El sentido común es el menos común de los sentidos. Hace falta tolerancia, valorar las situaciones que vivimos en el día a día, ser capaces de distinguir matices y circunstancias que le dan distintos valores a cada momento dentro de los muchos que tenemos que enfrentar, distinguir diferencias en escenarios que parecen el mismo.
Nada hay peor, en un intento de diálogo, que estar frente a quien está convencido de tener la razón. El gran pensador español José Ortega y Gasset, hace mucho tiempo dijo que «Nuestras convicciones más arraigadas, más indubitables, son las más sospechosas. Ellas constituyen nuestro límite, nuestros confines, nuestra prisión» (La deshumanización del arte, 1925).
Inherente al conocimiento, hay un carácter problemático en el que se presentan las ideas como el fluir de la experiencia humana, ideas mayoritariamente ignoradas o no percibidas, pero con una poderosa influencia sobre la persona en su totalidad. Hace falta un espacio para el análisis, la reflexión y la crítica de las ideas que nos mueven, de dónde proceden, cómo se formaron, qué sustento tienen.
Los tiempos modernos cuentan con infinidad de mitos como un manantial de promesas y optimismo sobre el desarrollo humano, la ciencia, el progreso, la comodidad, los alcances de la felicidad, tan huidiza siempre. El ser humano vive entre ilusiones y proposiciones, esperanzas y oportunidades esquivas porque no encuentra la forma de volverlas realidad. A veces ni siquiera tiene claro qué es lo que busca, qué es lo quiere.
La quimera humana le lleva en sentido opuesto al que realmente desea. En un mensaje del Papa Francisco, le escuchamos decir que el ser humano no debe llorar por lo que ha perdido, sino luchar por lo que le queda. No llorar por el ser querido que ha fallecido, por el ser querido que se ha marchado, sino prodigar atenciones a quien aún está contigo. No llorar por aquellos que te odian, sino reír con aquellos que te quieren. No sufrir por el pasado sino luchar por el presente. No llorar ante el sufrimiento para que tu espíritu esté en condiciones de luchar por tu felicidad.
Son palabras, dirán algunos. Sí, pero ¿de qué se alimentan las esperanzas, las motivaciones y la comprensión del mundo, si no de palabras? Las palabras son la magia que alimenta el alma, el entendimiento, el pensamiento, y se vuelven la medida de las cosas que pensamos y hacemos. Si no pensamos, no hacemos. Y el pensamiento y la reflexión se presentan a través de las imágenes que la palabra evoca.
Una de las paradojas de nuestro tiempo es la supuesta abundancia de satisfactores que nos enajenan y nos impiden pensar con claridad.

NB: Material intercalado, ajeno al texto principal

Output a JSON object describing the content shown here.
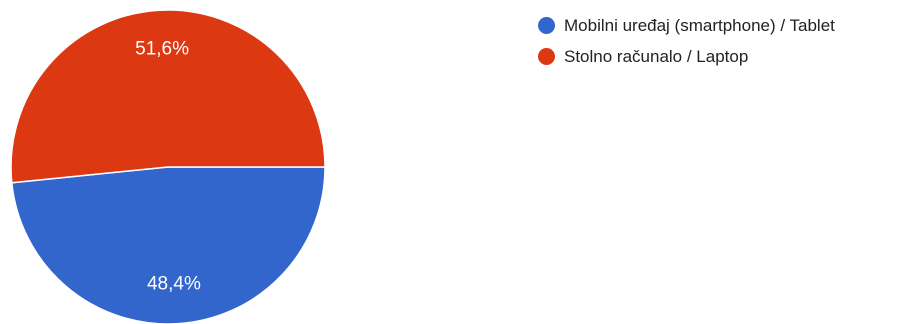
{
  "chart_data": {
    "type": "pie",
    "title": "",
    "categories": [
      "Mobilni uređaj (smartphone) / Tablet",
      "Stolno računalo / Laptop"
    ],
    "values": [
      48.4,
      51.6
    ],
    "labels": [
      "48,4%",
      "51,6%"
    ],
    "colors": [
      "#3366cc",
      "#dc3912"
    ],
    "legend_position": "top-right"
  }
}
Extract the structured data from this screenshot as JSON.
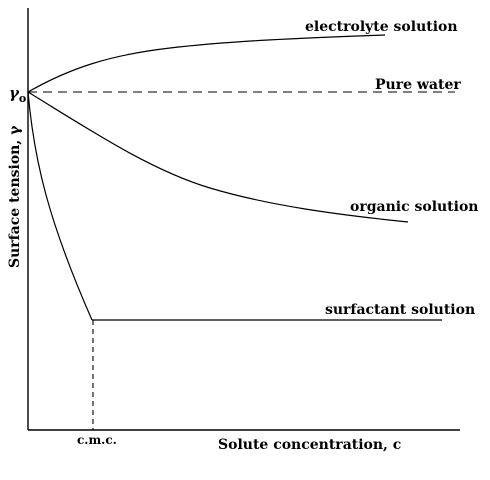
{
  "diagram": {
    "y_axis_label": "Surface tension, γ",
    "x_axis_label": "Solute concentration, c",
    "gamma0_symbol": "γ",
    "gamma0_subscript": "o",
    "cmc_label": "c.m.c.",
    "curves": {
      "electrolyte": "electrolyte solution",
      "pure_water": "Pure water",
      "organic": "organic solution",
      "surfactant": "surfactant solution"
    }
  }
}
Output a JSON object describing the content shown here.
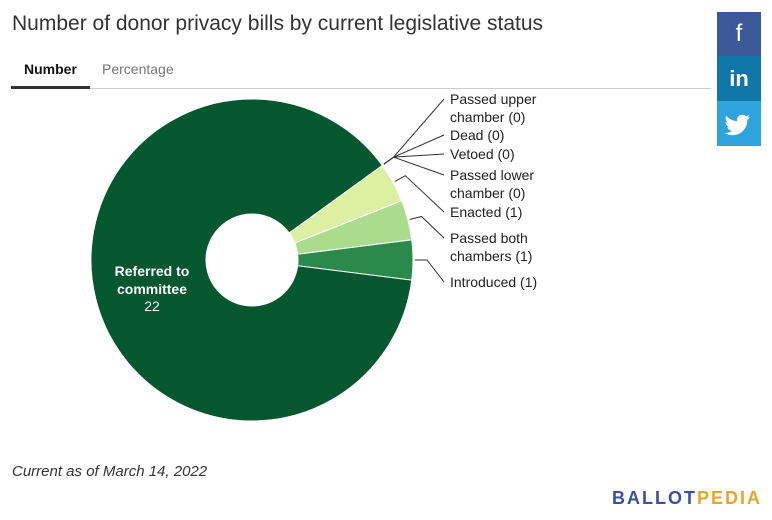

La abundancia de bienes materiales se da en un mundo donde no todos tienen los recursos para obtenerlos, y sólo los pueden ver en los comerciales o en la propiedad de otros, para alimentar la ilusión de un día que te saca del presente, para ubicarte en un futuro que tal vez nunca llegue.
Buscamos la felicidad en las cosas externas, que otros nos muestran y nos hacen creer. No hurgamos en el interior, no sabemos cómo encontrarnos con nuestra propia conciencia, no sabemos poner filtros entre lo que nos ofrecen y nos llevan a creer y lo que está dentro de nosotros mismos, que es nuestra realidad última. Una realidad más serena, que nos permite encontrarnos, conocer nuestros deseos, lo que aspiramos y que nadie se lo puede llevar ni te lo puede quitar, si tú sabes que existe ese “algo” grandioso. Una prospectiva consciente es muy distinta a un anhelo irreflexivo. Debemos aprender cómo hacer, con lo que tenemos, un río de felicidad en nuestra vida, para no ahogarnos en el océano de anhelos irreflexivos de aquello que no tenemos.